En la Francia del Siglo XI, la Orden Benedictina obedecía a la Regla elaborada en el s.VI por San Benito de Nursia, que fue completada bajo el imperio de Carlomagno por San Benito de Aniano. Esta regla - benedictina por partida doble - incluía la prescripción de “Reconfortar al pobre, vestir al desnudo, socorrer a quien está en apuros, consolar al afligido”. A tal efecto se designaba un monje llamado “despensero”, quien proporcionaba alojamiento a los peregrinos, y alimento a los clérigos pobres que viajaban a pie; también su misión era asistir a domicilio a los enfermos y menesterosos, y una de las formas de encarar esta ayuda, era elegir más o menos al azar, una vez al año, un niño de entre los más pobres, y darle vestido y comida. Como uno de los componentes principales de la dieta de aquel tiempo y lugar eran las habas, se le proporcionaba un plato de estos guisantes, y se lo coronaba “Rey del Haba”. Todo esto con gran festejo popular. Este ceremonia tenía lugar todos los seis de enero.

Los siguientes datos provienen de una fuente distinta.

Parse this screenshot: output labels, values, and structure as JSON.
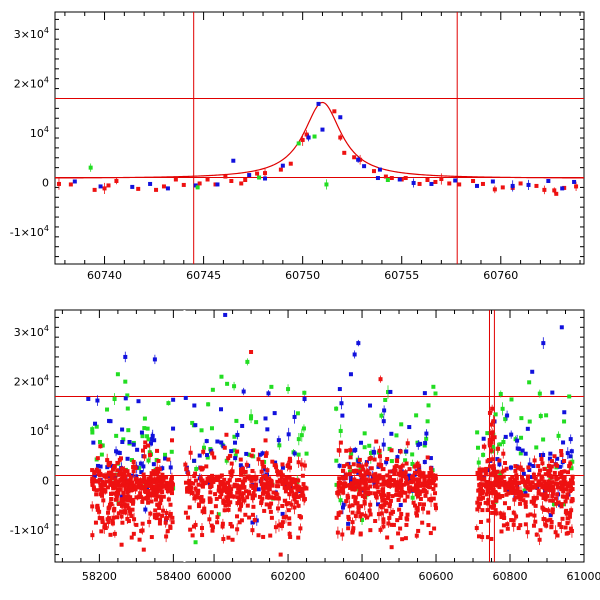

Como reflejo a nivel familiar de esta fiesta, en cada hogar tenía lugar una “comida fuerte” que incluía - entre otros manjares - una rosca de pan saborizado con distintos condimentos y agregado de frutas secas y otros ingredientes que variaban según el lugar. Dentro de la rosca, escondida, esperaba “el haba”, que consistía en alguna moneda, anillo, u otro objeto pequeño. Al que le tocaba en su porción se lo nombraba también “rey del haba”, y presidía la mesa familiar por ese día. Hoy, casi mil años más tarde, pese a los cambios y a las mezclas culturales, seguimos alegrándonos cuando encontramos “el muñequito” en la rosca… Sin saber por qué. (Esta hoja, escrita entre 1998 y 1999, por un error del editor no fue incluída en el libro “Los Magos de Oriente” - (Bs.As.Corregidor 2000), que ganó al año siguiente el primer premio de narrativa otorgado por la Sociedad de Escritores de la Provincia de Buenos Aires, en La Plata.